ETS has been in the news in recent years due to attempts by certain conservative evangelicals to remove leading theologians such as Clark Pinnock who are seen as too progressive/liberal and because its President, Frank Beckwith, resigned last May on becoming a Roman Catholic.

Christianity Today’s blog reports what is apparently one of the most controversial papers at this year’s conference which was given by evangelical philosopher J.P. Moreland. He has responded to this report (and some of the comments on it) on his own blog where - contrary to the end of the CT report - he has also posted his paper which is entitled How Evangelicals Became Over-Committed to the Bible and What can be Done about It

The reason it is controversial is clear from the opening paragraph:

In the actual practices of the Evangelical community in North America, there is an over-commitment to Scripture in a way that is false, irrational, and harmful to the cause of Christ. And it has produced a mean-spiritedness among the over-committed that is a grotesque and often ignorant distortion of discipleship unto the Lord Jesus.

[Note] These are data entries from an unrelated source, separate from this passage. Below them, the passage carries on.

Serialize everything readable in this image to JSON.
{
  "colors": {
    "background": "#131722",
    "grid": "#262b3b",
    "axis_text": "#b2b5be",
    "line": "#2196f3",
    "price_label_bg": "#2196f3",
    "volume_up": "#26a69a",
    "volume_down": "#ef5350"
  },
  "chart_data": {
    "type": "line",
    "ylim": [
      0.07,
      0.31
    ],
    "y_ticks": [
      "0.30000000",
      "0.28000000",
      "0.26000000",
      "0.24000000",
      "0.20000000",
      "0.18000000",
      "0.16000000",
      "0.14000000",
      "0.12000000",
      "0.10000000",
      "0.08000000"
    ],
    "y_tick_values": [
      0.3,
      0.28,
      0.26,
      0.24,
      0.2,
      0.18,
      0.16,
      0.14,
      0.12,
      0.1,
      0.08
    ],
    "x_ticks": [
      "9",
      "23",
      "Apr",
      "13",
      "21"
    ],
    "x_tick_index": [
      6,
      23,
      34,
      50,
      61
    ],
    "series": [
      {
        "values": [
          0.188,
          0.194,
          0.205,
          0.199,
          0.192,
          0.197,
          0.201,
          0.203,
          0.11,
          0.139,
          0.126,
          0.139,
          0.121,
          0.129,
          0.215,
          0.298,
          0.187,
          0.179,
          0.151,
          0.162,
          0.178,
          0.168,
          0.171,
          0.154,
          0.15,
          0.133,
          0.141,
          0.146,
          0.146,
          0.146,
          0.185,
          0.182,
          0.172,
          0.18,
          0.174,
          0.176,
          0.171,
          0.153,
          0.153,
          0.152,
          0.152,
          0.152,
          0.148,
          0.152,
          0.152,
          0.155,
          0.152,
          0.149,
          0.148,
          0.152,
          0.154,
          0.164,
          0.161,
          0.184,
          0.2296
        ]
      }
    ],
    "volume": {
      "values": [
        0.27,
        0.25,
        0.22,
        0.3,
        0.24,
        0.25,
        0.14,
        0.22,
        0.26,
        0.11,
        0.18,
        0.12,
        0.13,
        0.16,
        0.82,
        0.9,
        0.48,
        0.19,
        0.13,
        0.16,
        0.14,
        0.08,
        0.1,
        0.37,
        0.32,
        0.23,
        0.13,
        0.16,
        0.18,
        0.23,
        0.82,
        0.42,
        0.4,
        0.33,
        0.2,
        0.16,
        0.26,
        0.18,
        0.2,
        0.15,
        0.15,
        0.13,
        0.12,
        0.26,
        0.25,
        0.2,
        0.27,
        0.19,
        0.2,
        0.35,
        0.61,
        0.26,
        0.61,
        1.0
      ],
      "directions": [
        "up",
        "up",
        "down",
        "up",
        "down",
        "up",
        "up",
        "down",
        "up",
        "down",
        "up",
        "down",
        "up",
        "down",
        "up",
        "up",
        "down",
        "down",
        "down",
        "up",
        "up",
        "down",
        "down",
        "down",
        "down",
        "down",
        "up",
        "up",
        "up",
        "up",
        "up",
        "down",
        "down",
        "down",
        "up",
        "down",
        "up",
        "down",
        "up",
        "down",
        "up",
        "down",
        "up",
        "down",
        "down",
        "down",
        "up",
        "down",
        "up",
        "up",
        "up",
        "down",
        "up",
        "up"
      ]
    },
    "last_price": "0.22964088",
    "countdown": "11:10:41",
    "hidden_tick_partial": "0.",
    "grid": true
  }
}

While some evangelicals will find the idea of ’an over-commitment to Scripture’ as odd, in fact the argument of the paper will I think strike most English, certainly most Anglican, evangelicals as obvious (even if those of more Barthian sympathies may be cautious about his strong advocacy of natural theology and natural law). Its apparently contentious nature in a conference of evangelical scholars and church leaders appears from here as another sign of the difference in culture between UK and American evangelicalism (also evident in the ETS focus on ’inerrancy’, a term which has thankfully never become a shibboleth or gained a strong following in British evangelicalism). Having said that, there is perhaps the danger that in certain British conservative evangelical circles the error Moreland critiques is making an appearance. Two of the examples he cites - hostility to charismatic claims and an apparent belief that all that is really necessary for pastoral training, counselling etc is found in the Bible - do apparently have a following and can gain credibility as to their orthodoxy through appealing, however misleadingly, to the Reformation principle of sola Scriptura.

Moreland’s basic argument, however, appears to me to be similar to that which I learned a couple of decades ago as an undergraduate from a book by the evangelical philosopher, Arthur Holmes - All truth is God’s truth. It follows from this conviction that evangelicals need not be frightened of engaging with other academic disciplines, even if the fruits of these disciplines sometimes challenge traditional evangelical interpretations of Scripture. There are, obviously, critiques to be made at times of idolatrous and ideological approaches in academic study but it is also sometimes through learning from those other disciplines that we are enabled to recognise our evangelical blind-spots and discover afresh that God has yet more light to shine from his Word.